Слишком тонкими, быть может, для точного отнесения к разряду жутких историй, однако скорее всего более художественными в абсолютном смысле этого слова являются такие фантазии, как «Джимбо» или «Кентавр». Мистер Блэквуд достигает в этих новеллах тесного и трепещущего приближения к внутренней субстанции грезы и производит колоссальную пробоину в привычных барьерах, разделяющих реальность и воображение.
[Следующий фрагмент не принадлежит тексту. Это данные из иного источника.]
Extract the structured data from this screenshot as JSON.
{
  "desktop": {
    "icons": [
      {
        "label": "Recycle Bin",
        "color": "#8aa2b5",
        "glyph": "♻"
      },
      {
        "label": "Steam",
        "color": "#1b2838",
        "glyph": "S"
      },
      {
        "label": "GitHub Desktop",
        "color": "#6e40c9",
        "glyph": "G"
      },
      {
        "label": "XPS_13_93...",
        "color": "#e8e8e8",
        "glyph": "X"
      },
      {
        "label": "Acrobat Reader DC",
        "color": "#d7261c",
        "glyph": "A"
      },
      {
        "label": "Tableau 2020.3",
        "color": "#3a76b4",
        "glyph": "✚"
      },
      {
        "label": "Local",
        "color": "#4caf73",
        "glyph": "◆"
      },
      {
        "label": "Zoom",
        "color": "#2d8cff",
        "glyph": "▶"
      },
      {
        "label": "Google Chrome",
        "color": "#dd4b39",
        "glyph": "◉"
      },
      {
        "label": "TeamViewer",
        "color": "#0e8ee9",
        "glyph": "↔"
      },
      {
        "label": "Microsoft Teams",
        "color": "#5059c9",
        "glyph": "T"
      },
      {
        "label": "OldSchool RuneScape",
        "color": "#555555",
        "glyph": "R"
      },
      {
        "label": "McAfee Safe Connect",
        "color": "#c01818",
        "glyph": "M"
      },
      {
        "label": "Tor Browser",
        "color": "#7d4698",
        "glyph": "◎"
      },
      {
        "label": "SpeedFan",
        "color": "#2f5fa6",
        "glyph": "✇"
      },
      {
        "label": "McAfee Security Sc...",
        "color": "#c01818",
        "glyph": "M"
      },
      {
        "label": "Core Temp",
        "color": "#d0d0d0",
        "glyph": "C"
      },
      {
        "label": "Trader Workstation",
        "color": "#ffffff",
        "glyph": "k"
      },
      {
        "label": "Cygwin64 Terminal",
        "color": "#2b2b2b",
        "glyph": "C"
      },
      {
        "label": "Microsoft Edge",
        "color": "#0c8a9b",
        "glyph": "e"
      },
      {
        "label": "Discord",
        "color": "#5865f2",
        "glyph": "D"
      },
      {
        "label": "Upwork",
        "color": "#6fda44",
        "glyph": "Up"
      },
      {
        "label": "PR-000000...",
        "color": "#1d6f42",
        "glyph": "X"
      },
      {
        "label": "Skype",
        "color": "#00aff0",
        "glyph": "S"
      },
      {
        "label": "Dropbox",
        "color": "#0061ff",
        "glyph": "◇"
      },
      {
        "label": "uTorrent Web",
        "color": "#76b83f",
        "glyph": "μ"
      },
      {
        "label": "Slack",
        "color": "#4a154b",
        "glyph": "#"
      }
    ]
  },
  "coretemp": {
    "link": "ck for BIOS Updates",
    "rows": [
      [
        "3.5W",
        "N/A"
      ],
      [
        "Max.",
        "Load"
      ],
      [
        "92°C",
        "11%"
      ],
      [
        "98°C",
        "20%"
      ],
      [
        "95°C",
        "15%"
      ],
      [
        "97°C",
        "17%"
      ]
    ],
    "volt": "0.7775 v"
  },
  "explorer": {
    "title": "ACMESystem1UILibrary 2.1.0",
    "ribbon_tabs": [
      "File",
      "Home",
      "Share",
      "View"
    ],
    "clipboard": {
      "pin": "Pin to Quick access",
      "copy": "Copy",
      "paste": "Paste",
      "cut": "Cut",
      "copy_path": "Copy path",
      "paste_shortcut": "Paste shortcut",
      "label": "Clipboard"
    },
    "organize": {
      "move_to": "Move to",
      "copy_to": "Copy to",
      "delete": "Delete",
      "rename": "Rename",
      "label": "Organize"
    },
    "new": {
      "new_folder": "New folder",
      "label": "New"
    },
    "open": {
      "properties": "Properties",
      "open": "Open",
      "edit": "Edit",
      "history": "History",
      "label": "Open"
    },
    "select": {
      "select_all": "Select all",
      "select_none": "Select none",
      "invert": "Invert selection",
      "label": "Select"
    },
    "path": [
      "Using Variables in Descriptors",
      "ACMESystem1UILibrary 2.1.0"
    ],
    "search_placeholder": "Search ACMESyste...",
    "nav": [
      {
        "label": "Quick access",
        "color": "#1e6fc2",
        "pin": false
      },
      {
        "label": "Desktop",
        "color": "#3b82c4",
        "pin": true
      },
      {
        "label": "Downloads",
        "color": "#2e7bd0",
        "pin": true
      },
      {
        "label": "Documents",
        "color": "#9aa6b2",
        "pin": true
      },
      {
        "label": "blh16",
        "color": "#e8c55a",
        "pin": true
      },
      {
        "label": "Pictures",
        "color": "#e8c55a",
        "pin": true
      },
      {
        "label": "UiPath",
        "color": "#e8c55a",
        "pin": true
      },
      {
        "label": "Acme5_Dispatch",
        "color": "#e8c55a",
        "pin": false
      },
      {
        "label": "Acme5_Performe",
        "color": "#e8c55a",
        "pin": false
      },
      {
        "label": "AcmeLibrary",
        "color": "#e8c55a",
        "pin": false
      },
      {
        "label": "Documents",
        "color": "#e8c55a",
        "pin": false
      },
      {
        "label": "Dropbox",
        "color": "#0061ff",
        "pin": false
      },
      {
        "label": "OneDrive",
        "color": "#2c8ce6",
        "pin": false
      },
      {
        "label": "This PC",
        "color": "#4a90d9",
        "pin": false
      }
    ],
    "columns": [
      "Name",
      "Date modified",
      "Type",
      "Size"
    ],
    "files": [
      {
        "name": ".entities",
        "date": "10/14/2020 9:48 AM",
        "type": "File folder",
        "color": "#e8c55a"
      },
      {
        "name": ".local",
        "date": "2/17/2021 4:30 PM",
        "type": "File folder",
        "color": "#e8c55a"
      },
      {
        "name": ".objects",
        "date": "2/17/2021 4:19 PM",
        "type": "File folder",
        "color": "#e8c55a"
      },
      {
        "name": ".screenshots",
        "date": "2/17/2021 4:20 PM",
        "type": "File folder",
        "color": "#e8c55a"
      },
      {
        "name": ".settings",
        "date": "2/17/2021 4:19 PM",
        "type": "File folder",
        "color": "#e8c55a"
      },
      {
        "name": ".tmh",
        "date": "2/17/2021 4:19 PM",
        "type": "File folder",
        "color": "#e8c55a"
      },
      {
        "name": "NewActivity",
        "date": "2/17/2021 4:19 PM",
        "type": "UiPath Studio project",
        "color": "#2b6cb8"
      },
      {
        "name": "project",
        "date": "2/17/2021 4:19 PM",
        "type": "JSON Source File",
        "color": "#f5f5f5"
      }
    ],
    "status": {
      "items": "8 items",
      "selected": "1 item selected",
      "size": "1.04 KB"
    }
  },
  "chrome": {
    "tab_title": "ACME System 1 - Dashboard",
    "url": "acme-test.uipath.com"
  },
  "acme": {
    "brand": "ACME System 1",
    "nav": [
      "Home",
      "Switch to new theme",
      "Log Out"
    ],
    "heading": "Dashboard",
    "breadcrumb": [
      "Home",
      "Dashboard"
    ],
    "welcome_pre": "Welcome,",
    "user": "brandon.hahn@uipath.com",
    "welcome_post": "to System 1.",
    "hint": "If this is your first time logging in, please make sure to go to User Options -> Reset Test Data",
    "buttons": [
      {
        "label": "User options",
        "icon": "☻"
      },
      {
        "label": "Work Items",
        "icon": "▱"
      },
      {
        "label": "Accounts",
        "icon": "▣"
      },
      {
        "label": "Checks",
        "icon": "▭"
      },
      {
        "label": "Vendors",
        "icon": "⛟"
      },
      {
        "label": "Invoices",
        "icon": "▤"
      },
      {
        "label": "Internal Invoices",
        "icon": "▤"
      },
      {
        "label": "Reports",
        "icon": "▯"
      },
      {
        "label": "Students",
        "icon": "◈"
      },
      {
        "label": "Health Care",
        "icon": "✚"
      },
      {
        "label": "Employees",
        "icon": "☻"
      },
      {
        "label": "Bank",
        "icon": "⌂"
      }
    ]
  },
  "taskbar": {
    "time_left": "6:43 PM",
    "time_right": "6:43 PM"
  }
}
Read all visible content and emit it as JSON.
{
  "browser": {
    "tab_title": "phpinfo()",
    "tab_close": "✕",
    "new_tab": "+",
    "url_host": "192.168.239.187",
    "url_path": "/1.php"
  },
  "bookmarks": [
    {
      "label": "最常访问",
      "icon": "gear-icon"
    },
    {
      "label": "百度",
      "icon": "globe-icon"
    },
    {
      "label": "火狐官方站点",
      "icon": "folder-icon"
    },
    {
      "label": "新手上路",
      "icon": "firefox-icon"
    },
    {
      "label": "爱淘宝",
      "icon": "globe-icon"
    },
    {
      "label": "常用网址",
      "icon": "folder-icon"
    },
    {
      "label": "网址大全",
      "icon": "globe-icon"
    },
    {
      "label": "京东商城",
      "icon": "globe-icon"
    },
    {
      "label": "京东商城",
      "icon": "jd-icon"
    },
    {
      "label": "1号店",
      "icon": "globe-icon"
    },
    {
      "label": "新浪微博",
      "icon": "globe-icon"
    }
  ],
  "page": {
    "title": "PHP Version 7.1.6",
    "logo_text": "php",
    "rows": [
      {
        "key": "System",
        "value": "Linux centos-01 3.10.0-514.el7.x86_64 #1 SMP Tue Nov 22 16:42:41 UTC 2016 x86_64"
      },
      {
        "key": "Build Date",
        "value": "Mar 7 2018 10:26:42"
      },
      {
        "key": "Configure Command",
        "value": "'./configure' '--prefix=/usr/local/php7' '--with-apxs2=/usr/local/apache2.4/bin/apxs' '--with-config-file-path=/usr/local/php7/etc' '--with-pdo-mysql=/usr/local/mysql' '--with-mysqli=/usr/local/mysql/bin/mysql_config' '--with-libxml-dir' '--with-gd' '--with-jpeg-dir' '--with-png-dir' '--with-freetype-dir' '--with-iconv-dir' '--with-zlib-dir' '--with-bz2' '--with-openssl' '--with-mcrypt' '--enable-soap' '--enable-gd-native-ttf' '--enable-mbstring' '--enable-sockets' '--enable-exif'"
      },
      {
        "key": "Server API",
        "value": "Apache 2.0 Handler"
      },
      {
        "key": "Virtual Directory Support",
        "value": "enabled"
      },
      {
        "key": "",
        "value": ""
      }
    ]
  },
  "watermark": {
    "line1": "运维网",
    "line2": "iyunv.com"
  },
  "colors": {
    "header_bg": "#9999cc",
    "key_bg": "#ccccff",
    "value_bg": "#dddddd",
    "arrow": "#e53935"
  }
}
Непревзойденным мастером кристально чистой поющей прозы и высшим специалистом в области создания пышных и апатичных миров радужно экзотического видения является Эдвард Джон Мортон Дракс Планкетт, восемнадцатый барон Дансени, чьи рассказы и короткие пьесы образуют едва ли не уникальный элемент в нашей литературе. Изобретатель новой мифологии и сочинитель удивительного фольклора, лорд Дансени посвятил себя странному, наполненному фантастической красотой миру, присягнув вечной войне против грубости и уродства повседневной реальности. Его точка зрения является наиболее подлинно космической по сравнению с любой принятой в литературе любого периода. Столь же чувствительный, как По, к драматическим ценностям и значению отдельных слов и подробностей и куда лучше оснащенный в риторическом плане посредством простого лирического стиля, основанного на прозе Библии Короля Иакова, этот автор с колоссальным эффектом пользуется практически любым сводом мифов и легенд, существующим в рамках европейской культуры, создавая составной или эклектичный цикл фантазий, в котором восточный колорит, эллинистическая форма, тевтонская мрачность и кельтская задумчивость сливаются настолько идеально, что поддерживают и подкрепляют друг друга, не нарушая общего согласия и однородности. В большинстве случаев земли Дансени относятся к категории сказочных, расположенных «там, позади восхода» или «у края света». Его система оригинальных личных имен и топонимов, основанная на корнях, позаимствованных из классических, восточных и прочих источников, являет собой чудо гибкой изобретательности и поэтической интуиции, как можно видеть из таких образчиков как «Аргименес», «Бетмура», «Полтарниис», «Каморак», «Иллуриил» или, наконец, «Сардатрион».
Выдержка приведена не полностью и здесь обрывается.